Les raids sarrasins dans la Suisse du haut Moyen Âge
Au Xe siècle, de vastes portions de l’actuelle Suisse furent ravagées par des raids barbares. Pendant près d’un siècle, des Sarrasins de l’émirat du Fraxinet prirent le contrôle des cols alpins occidentaux et dominèrent les artères de commerce et de pèlerinage entre la France, l’Italie et la Suisse. Une grande partie de la Suisse tomba sous leur emprise.
Établissement et croissance du Fraxinet
Le terme «sarrasins»

 Les origines et les motivations des conquérants et fondateurs du Fraxinet sont encore débattues à ce jour dans les milieux académiques. La conquête de La Garde-Freinet pourrait simplement être l’œuvre de pirates avisés dotés d’une bonne connaissance des fortifications côtières et montagneuses. Il est probable que nombre d’entre eux possédaient des origines berbères et que certains venaient des îles Baléares. Selon toute vraisemblance, renégats chrétiens et opportunistes avaient aussi grossi leurs rangs. Au-delà d’un butin facile, d’autres étaient peut-être motivés par le mérite religieux et l’extension du territoire de l’islam (Dar al-Islam) par le djihad.
Les sources du monde islamique sont peu loquaces au sujet du Fraxinet. Il est possible que le géographe arabe Ibn Hawal († 978) ait fait concrètement allusion au Fraxinet dans son Surat al-arth, mais l’historien omeyyade Ibn Hayyan († 1076) le mentionne brièvement dans sa chronique Al-Muqtabis. On retrouve de nombreuses autres références au Fraxinet dans les chroniques et archives chrétiennes de l’époque. L’évêque et chroniqueur Liutprand de Crémone (920-972) l’évoque dans ses Antapadosis et Liber de rebus gestis Ottonis.

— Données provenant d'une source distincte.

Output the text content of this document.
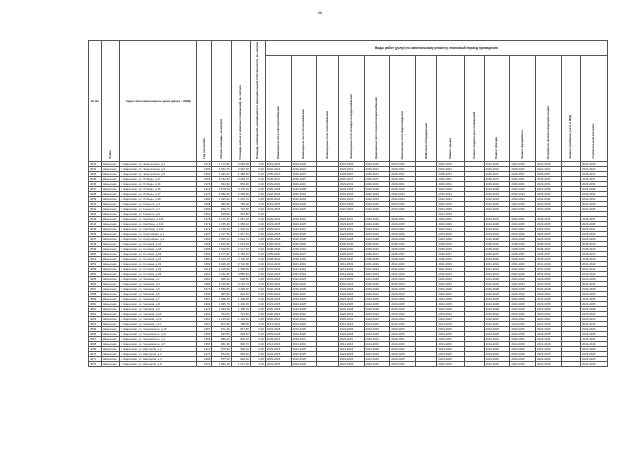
46
№ п/п	Район	Адрес многоквартирного дома (далее – МКД)	Год постройки	Общая площадь, кв.метров	Площадь жилых и нежилых помещений, кв. метров	Площадь помещений, находящихся в муниципальной собственности, кв. метров	Виды работ (услуг) по капитальному ремонту, плановый период проведения													
							Инженерные сети электроснабжения	Инженерные сети теплоснабжения	Инженерные сети газоснабжения	Инженерные сети холодного водоснабжения	Инженерные сети горячего водоснабжения	Инженерные сети водоотведения	Лифтовое оборудование	Ремонт крыши	Ремонт подвальных помещений	Ремонт фасада	Ремонт фундамента	Разработка проектной документации	Замена приборов учета в МКД	Строительный контроль
4632	Шарыпово	г. Шарыпово, пр. Энергетиков, д.1	1979	4 172,80	3 665,60	0,00	2024-2026	2023-2025		2023-2025	2023-2025	2023-2025		2023-2025		2023-2025	2023-2025	2023-2025		2023-2025
4633	Шарыпово	г. Шарыпово, пр. Энергетиков, д.3	1990	4 534,70	4 042,90	0,00	2020-2022	2020-2022		2020-2022	2020-2022	2020-2022		2020-2022		2020-2022	2020-2022	2020-2022		2020-2022
4634	Шарыпово	г. Шарыпово, пр. Энергетиков, д.5	1992	1 461,60	1 380,50	0,00	2035-2037	2035-2037		2035-2037	2035-2037	2035-2037		2035-2037		2035-2037	2035-2037	2035-2037		2035-2037
4635	Шарыпово	г. Шарыпово, пр. Победы, д.17	2002	8 732,50	6 939,70	0,00	2035-2037	2035-2037		2035-2037	2035-2037	2035-2037		2035-2037		2035-2037	2035-2037	2035-2037		2035-2037
4636	Шарыпово	г. Шарыпово, пр. Победы, д.31	1970	933,30	852,40	0,00	2029-2031	2029-2031		2029-2031	2029-2031	2029-2031		2029-2031		2029-2031	2029-2031	2029-2031		2029-2031
4637	Шарыпово	г. Шарыпово, пр. Победы, д.35	1974	3 578,60	3 175,40	0,00	2026-2028	2026-2028		2026-2028	2026-2028	2026-2028		2026-2028		2026-2028	2026-2028	2026-2028		2026-2028
4638	Шарыпово	г. Шарыпово, пр. Победы, д.37	1975	3 580,90	2 948,90	0,00	2032-2034	2032-2034		2032-2034	2032-2034	2032-2034		2032-2034		2032-2034	2032-2034	2032-2034		2032-2034
4639	Шарыпово	г. Шарыпово, пр. Победы, д.49	1982	1 293,00	1 201,70	0,00	2032-2034	2032-2034		2032-2034	2032-2034	2032-2034		2032-2034		2032-2034	2032-2034	2032-2034		2032-2034
4640	Шарыпово	г. Шарыпово, ул. Горького, д.4	1958	960,50	759,30	0,00	2023-2025	2023-2025		2023-2025	2023-2025	2023-2025		2023-2025		2023-2025	2023-2025	2023-2025		2023-2025
4641	Шарыпово	г. Шарыпово, ул. Горького, д.7	1960	849,70	742,60	0,00	2023-2025	2023-2025		2023-2025	2023-2025	2023-2025		2023-2025		2023-2025	2023-2025	2023-2025		2023-2025
4642	Шарыпово	г. Шарыпово, ул. Горького, д.9	1962	548,90	507,80	0,00								2017-2019						
4643	Шарыпово	г. Шарыпово, ул. Свободы, д.129	1978	1 170,30	1 087,20	0,00	2029-2031	2029-2031		2029-2031	2029-2031	2029-2031		2029-2031		2029-2031	2029-2031	2029-2031		2029-2031
4644	Шарыпово	г. Шарыпово, ул. Свободы, д.131	1972	1 155,30	1 083,40	0,00	2023-2025	2023-2025		2023-2025	2023-2025	2023-2025		2023-2025		2023-2025	2023-2025	2023-2025		2023-2025
4645	Шарыпово	г. Шарыпово, ул. Свободы, д.133	1971	1 156,50	1 002,10	0,00	2029-2031	2029-2031		2029-2031	2029-2031	2029-2031		2029-2031		2029-2031	2029-2031	2029-2031		2029-2031
4646	Шарыпово	г. Шарыпово, ул. Спортивная, д.1	1967	2 117,50	1 917,40	0,00	2023-2025	2023-2025		2023-2025	2023-2025	2023-2025		2023-2025		2023-2025	2023-2025	2023-2025		2023-2025
4647	Шарыпово	г. Шарыпово, ул. Спортивная, д.3	1964	3 003,20	2 644,70	0,00	2026-2028	2026-2028		2026-2028	2026-2028	2026-2028		2026-2028		2026-2028	2026-2028	2026-2028		2026-2028
4648	Шарыпово	г. Шарыпово, ул. Степная, д.16	1966	1 813,50	1 614,60	0,00	2038-2040	2038-2040		2038-2040	2038-2040	2038-2040		2038-2040		2038-2040	2038-2040	2038-2040		2038-2040
4649	Шарыпово	г. Шарыпово, ул. Степная, д.18	1968	2 520,50	2 217,40	0,00	2038-2040	2038-2040		2038-2040	2038-2040	2038-2040		2038-2040		2038-2040	2038-2040	2038-2040		2038-2040
4650	Шарыпово	г. Шарыпово, ул. Степная, д.19	1969	3 177,50	2 784,40	0,00	2035-2037	2035-2037		2035-2037	2035-2037	2035-2037		2035-2037		2035-2037	2035-2037	2035-2037		2035-2037
4651	Шарыпово	г. Шарыпово, ул. Степная, д.21	1980	3 103,70	2 732,00	0,00	2038-2040	2038-2040		2038-2040	2038-2040	2038-2040		2038-2040		2038-2040	2038-2040	2038-2040		2038-2040
4652	Шарыпово	г. Шарыпово, ул. Степная, д.22	1982	4 206,40	3 722,80	0,00	2041-2043	2041-2043		2041-2043	2041-2043	2041-2043		2041-2043		2041-2043	2041-2043	2041-2043		2041-2043
4653	Шарыпово	г. Шарыпово, ул. Степная, д.23	2013	2 216,80	1 938,80	0,00	2041-2043	2041-2043		2041-2043	2041-2043	2041-2043		2041-2043		2041-2043	2041-2043	2041-2043		2041-2043
4654	Шарыпово	г. Шарыпово, ул. Степная, д.25	2012	4 311,80	3 850,40	0,00	2041-2043	2041-2043		2041-2043	2041-2043	2041-2043		2041-2043		2041-2043	2041-2043	2041-2043		2041-2043
4655	Шарыпово	г. Шарыпово, ул. Чапаева, д.1	1961	938,10	838,50	0,00	2023-2025	2023-2025		2023-2025	2023-2025	2023-2025		2023-2025		2023-2025	2023-2025	2023-2025		2023-2025
4656	Шарыпово	г. Шарыпово, ул. Чапаева, д.3	1982	3 419,80	3 124,70	0,00	2032-2034	2032-2034		2032-2034	2032-2034	2032-2034		2032-2034		2032-2034	2032-2034	2032-2034		2032-2034
4657	Шарыпово	г. Шарыпово, ул. Чапаева, д.5	1973	3 556,80	3 406,50	0,00	2026-2028	2026-2028		2026-2028	2026-2028	2026-2028		2026-2028		2026-2028	2026-2028	2026-2028		2026-2028
4658	Шарыпово	г. Шарыпово, ул. Чапаева, д.6	1966	963,50	831,40	0,00	2020-2022	2020-2022		2020-2022	2020-2022	2020-2022		2020-2022		2020-2022	2020-2022	2020-2022		2020-2022
4659	Шарыпово	г. Шарыпово, ул. Чапаева, д.7	1967	1 368,20	1 196,90	0,00	2023-2025	2023-2025		2023-2025	2023-2025	2023-2025		2023-2025		2023-2025	2023-2025	2023-2025		2023-2025
4660	Шарыпово	г. Шарыпово, ул. Чапаева, д.8	1969	1 365,70	1 202,30	0,00	2023-2025	2023-2025		2023-2025	2023-2025	2023-2025		2023-2025		2023-2025	2023-2025	2023-2025		2023-2025
4661	Шарыпово	г. Шарыпово, ул. Чапаева, д.9	1970	1 363,30	1 185,30	0,00	2026-2028	2026-2028		2026-2028	2026-2028	2026-2028		2026-2028		2026-2028	2026-2028	2026-2028		2026-2028
4662	Шарыпово	г. Шарыпово, ул. Чапаева, д.10	1961	764,50	721,60	0,00	2020-2022	2020-2022		2020-2022	2020-2022	2020-2022		2020-2022		2020-2022	2020-2022	2020-2022		2020-2022
4663	Шарыпово	г. Шарыпово, ул. Чапаева, д.12	1961	1 213,60	1 104,60	0,00	2020-2022	2020-2022		2020-2022	2020-2022	2020-2022		2020-2022		2020-2022	2020-2022	2020-2022		2020-2022
4664	Шарыпово	г. Шарыпово, ул. Чапаева, д.17	1957	871,80	788,90	0,00	2014-2016	2014-2016		2014-2016	2014-2016	2014-2016		2014-2016		2014-2016	2014-2016	2014-2016		2014-2016
4665	Шарыпово	г. Шарыпово, ул. Черновского, д.16	1957	871,30	817,80	0,00	2023-2025	2023-2025		2023-2025	2023-2025	2023-2025		2023-2025		2023-2025	2023-2025	2023-2025		2023-2025
4666	Шарыпово	г. Шарыпово, ул. Черновского, д.17	1958	693,50	646,40	0,00	2023-2025	2023-2025		2023-2025	2023-2025	2023-2025		2023-2025		2023-2025	2023-2025	2023-2025		2023-2025
4667	Шарыпово	г. Шарыпово, ул. Черновского, д.3	1959	886,20	830,10	0,00	2029-2031	2029-2031		2029-2031	2029-2031	2029-2031		2029-2031		2029-2031	2029-2031	2029-2031		2029-2031
4668	Шарыпово	г. Шарыпово, ул. Черновского, д.5	1957	681,30	602,70	0,00	2014-2016	2014-2016		2014-2016	2014-2016	2014-2016		2014-2016		2014-2016	2014-2016	2014-2016		2014-2016
4669	Шарыпово	г. Шарыпово, ул. Шахтеров, д.2	1972	675,90	606,10	0,00	2023-2025	2023-2025		2023-2025	2023-2025	2023-2025		2023-2025		2023-2025	2023-2025	2023-2025		2023-2025
4670	Шарыпово	г. Шарыпово, ул. Шахтеров, д.3	1973	974,50	946,40	0,00	2023-2025	2023-2025		2023-2025	2023-2025	2023-2025		2023-2025		2023-2025	2023-2025	2023-2025		2023-2025
4671	Шарыпово	г. Шарыпово, ул. Шахтеров, д.4	1968	877,50	802,40	0,00	2023-2025	2023-2025		2023-2025	2023-2025	2023-2025		2023-2025		2023-2025	2023-2025	2023-2025		2023-2025
4672	Шарыпово	г. Шарыпово, ул. Шахтеров, д.6	1971	1 883,10	1 671,00	0,00	2023-2025	2023-2025		2023-2025	2023-2025	2023-2025		2023-2025		2023-2025	2023-2025	2023-2025		2023-2025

Il estime que les Sarrasins du Fraxinet étaient fidèles à l’émirat omeyyade de Cordoue.
 
 Dieu tout-puissant voulut punir les chrétiens à travers la férocité des païens, un peuple barbare envahit le royaume de Provence et se répandit partout. Il devint très puissant et, après avoir mis la main sur la place la plus fortifiée pour s’y établir, il détruisit tout, dévasta de très nombreuses églises et monastères…

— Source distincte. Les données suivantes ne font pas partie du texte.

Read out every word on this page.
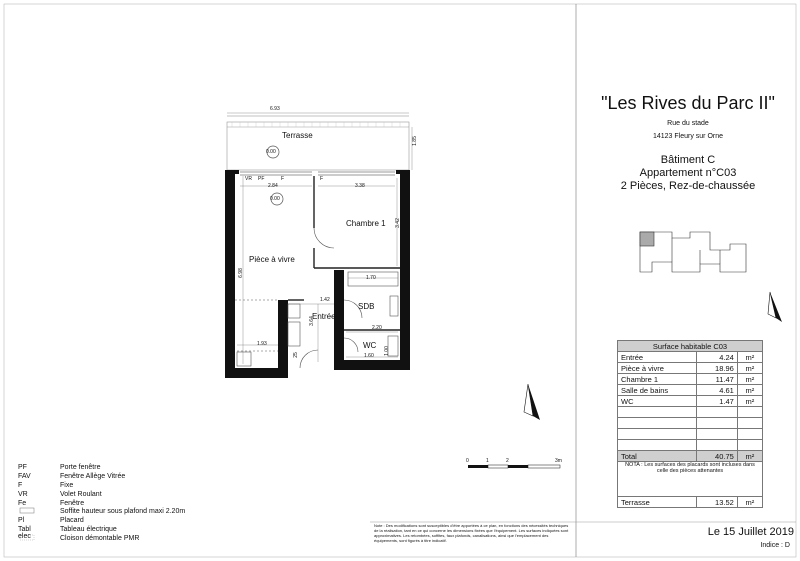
6.93
1.85
Terrasse
0.00
0.00
VR PF	F	F
2.84	3.38
3.42
6.98
Chambre 1
Pièce à vivre
SDB
WC
Entrée
1.70
1.42
3.64
2.20
1.93
1.60
1.00
25
0	1	2	3m
PF	Porte fenêtre
FAV	Fenêtre Allège Vitrée
F	Fixe
VR	Volet Roulant
Fe	Fenêtre
Soffite hauteur sous plafond maxi 2.20m
Pl	Placard
Tabl elec
Tableau électrique
Cloison démontable PMR
Note : Des modifications sont susceptibles d'être apportées à ce plan, en fonctions des nécessités techniques de la réalisation, tant en ce qui concerne les dimensions fixées que l'équipement. Les surfaces indiquées sont approximatives. Les retombées, soffites, faux plafonds, canalisations, ainsi que l'emplacement des équipements, sont figurés à titre indicatif.
"Les Rives du Parc II"
Rue du stade
14123 Fleury sur Orne
Bâtiment C
Appartement n°C03
2 Pièces, Rez-de-chaussée
Surface habitable C03		
Entrée	4.24	m²
Pièce à vivre	18.96	m²
Chambre 1	11.47	m²
Salle de bains	4.61	m²
WC	1.47	m²

Total	40.75	m²
NOTA : Les surfaces des placards sont incluses dans celle des pièces attenantes		
Terrasse	13.52	m²
Le 15 Juillet 2019
Indice : D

Les raids du Fraxinet sur le territoire de l’actuelle Suisse
 Les historiens ne peuvent retracer avec précision les itinéraires empruntés par les Sarrasins lors de leurs raids et invasions de la Suisse alpine, mais il est établi qu’ils pillèrent le Bas-Valais et mirent à sac l’abbaye de Saint-Maurice en 939. Le chroniqueur franc Flodoard de Reims (vers 893-966) confirme l’attaque et rapporte en outre que les Sarrasins prirent pour cible des groupes de pèlerins sur le chemin de Rome en 940. À la même époque, les Sarrasins détruisirent l’église Saint-Pierre de Bourg-Saint-Pierre, qui ne fut reconstruite qu’en 1010. Des lettres diplomatiques préservées indiquent que Coire et sa cathédrale furent ravagées dans un raid aux alentours de 936, en même temps qu’une église dans la vallée de Schams.
Dans son Casus Sancti Galli, le moine et chroniqueur Ekkehard IV (vers 980-vers 1056) atteste la présence de maraudeurs sarrasins en Suisse orientale, mais décrit également la farouche résistance qu’opposèrent les moines de Saint-Gall lorsqu’ils furent attaqués en 939. Les moines de l’abbaye bénédictine de Disentis, en revanche, se réfugièrent dans les environs de Zurich lorsque les Sarrasins attaquèrent leur monastère vers 941.
 Le généreux traité d’alliance conclu avec Hugues permit aux Sarrasins de reprendre le contrôle des cols alpins vers le Piémont et la Lombardie, du col de Montgenèvre au col du Septimer. Plus tard, ils étendirent aussi temporairement leur contrôle aux cols de Monte-Moro, du Simplon et du Lukmanier . Depuis leurs camps de base alpins, des groupes pillèrent régulièrement la campagne suisse et s’attaquèrent par intervalles à Coire et à Saint-Gall au cours des étés 952 à 954. Les raids des Sarrasins atteignirent même le Jura bernois à la fin des années 950.
De quelle façon abominable, ô roi Hugues, tu as tenté de défendre ton royaume! Hérode pour n’être pas privé de son royaume terrestre a fait tuer un grand nombre d’innocents, toi au contraire pour obtenir le même résultat tu as laissé s’enfuir des hommes criminels et qui méritaient la mort.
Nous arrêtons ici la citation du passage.